Sapience CEO and President, Dr. Barry Kappel added, "With our ST316 program, we are addressing one of the most desired undruggable targets in cancer. ST316 was designed to disrupt the pathologic aspects of Wnt/β-catenin while leaving the physiologic activities of this important pathway intact, and we appreciate the NCI/NIH support of additional preclinical work to allow us to explore its full potential."

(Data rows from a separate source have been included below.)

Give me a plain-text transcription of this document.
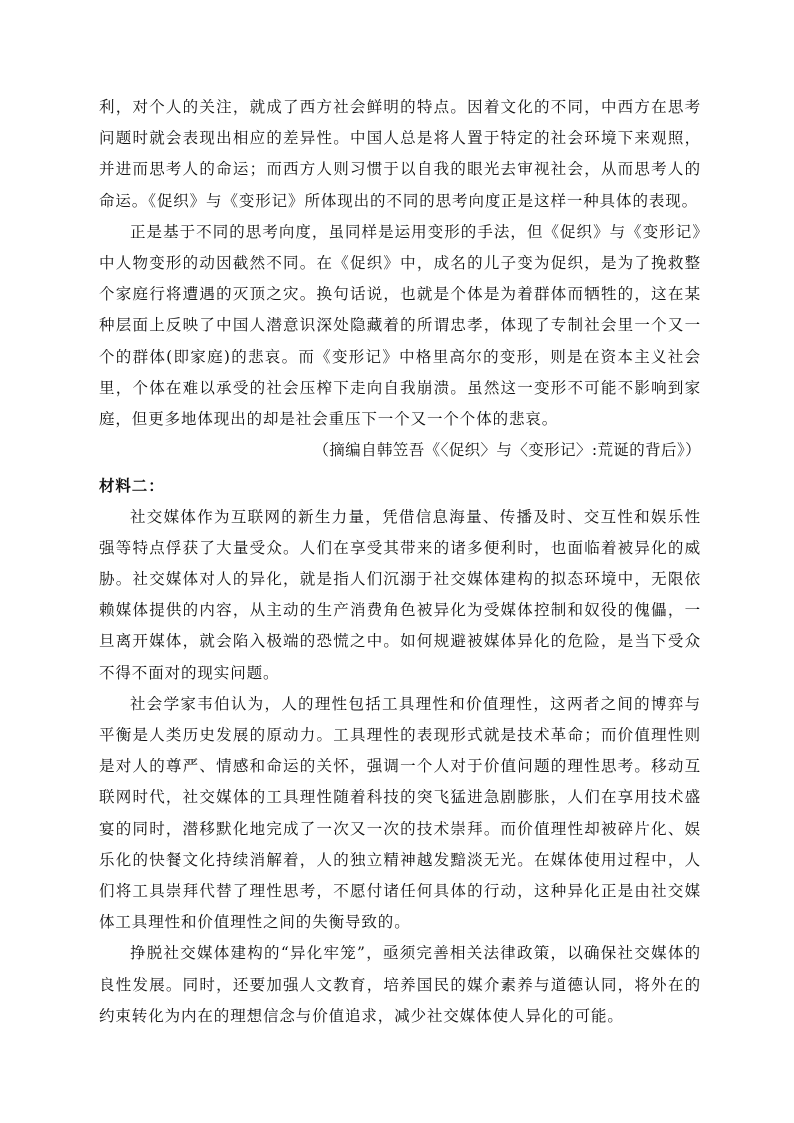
利，对个人的关注，就成了西方社会鲜明的特点。因着文化的不同，中西方在思考问题时就会表现出相应的差异性。中国人总是将人置于特定的社会环境下来观照，并进而思考人的命运；而西方人则习惯于以自我的眼光去审视社会，从而思考人的命运。《促织》与《变形记》所体现出的不同的思考向度正是这样一种具体的表现。

正是基于不同的思考向度，虽同样是运用变形的手法，但《促织》与《变形记》中人物变形的动因截然不同。在《促织》中，成名的儿子变为促织，是为了挽救整个家庭行将遭遇的灭顶之灾。换句话说，也就是个体是为着群体而牺牲的，这在某种层面上反映了中国人潜意识深处隐藏着的所谓忠孝，体现了专制社会里一个又一个的群体(即家庭)的悲哀。而《变形记》中格里高尔的变形，则是在资本主义社会里，个体在难以承受的社会压榨下走向自我崩溃。虽然这一变形不可能不影响到家庭，但更多地体现出的却是社会重压下一个又一个个体的悲哀。

（摘编自韩笠吾《〈促织〉与〈变形记〉:荒诞的背后》）

材料二：

社交媒体作为互联网的新生力量，凭借信息海量、传播及时、交互性和娱乐性强等特点俘获了大量受众。人们在享受其带来的诸多便利时，也面临着被异化的威胁。社交媒体对人的异化，就是指人们沉溺于社交媒体建构的拟态环境中，无限依赖媒体提供的内容，从主动的生产消费角色被异化为受媒体控制和奴役的傀儡，一旦离开媒体，就会陷入极端的恐慌之中。如何规避被媒体异化的危险，是当下受众不得不面对的现实问题。

社会学家韦伯认为，人的理性包括工具理性和价值理性，这两者之间的博弈与平衡是人类历史发展的原动力。工具理性的表现形式就是技术革命；而价值理性则是对人的尊严、情感和命运的关怀，强调一个人对于价值问题的理性思考。移动互联网时代，社交媒体的工具理性随着科技的突飞猛进急剧膨胀，人们在享用技术盛宴的同时，潜移默化地完成了一次又一次的技术崇拜。而价值理性却被碎片化、娱乐化的快餐文化持续消解着，人的独立精神越发黯淡无光。在媒体使用过程中，人们将工具崇拜代替了理性思考，不愿付诸任何具体的行动，这种异化正是由社交媒体工具理性和价值理性之间的失衡导致的。

挣脱社交媒体建构的“异化牢笼”，亟须完善相关法律政策，以确保社交媒体的良性发展。同时，还要加强人文教育，培养国民的媒介素养与道德认同，将外在的约束转化为内在的理想信念与价值追求，减少社交媒体使人异化的可能。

This grant was supported by the National Cancer Institute of the National Institutes of Health under Award Number R43CA265503. The content is solely the responsibility of the authors and does not necessarily represent the official views of the National Institutes of Health.

About ST316
β-catenin is a critical member of the canonical Wnt signaling pathway, a well-known development stage pathway that has been considered an "undruggable" cancer target, as small molecules have proven ineffective or toxic. Wnt/β-catenin signaling drives cancer initiation and contributes to tumor growth, angiogenesis and metastasis. ST316 exerts its activity through disruption of the BCL9/β-Catenin interaction to suppress transcription of Wnt target genes regulating proliferation, migration, invasion, and the metastatic potential of tumor cells. Sapience anticipates advancing ST316 into IND-enabling studies in 2021 and initiating clinical studies in late 2022.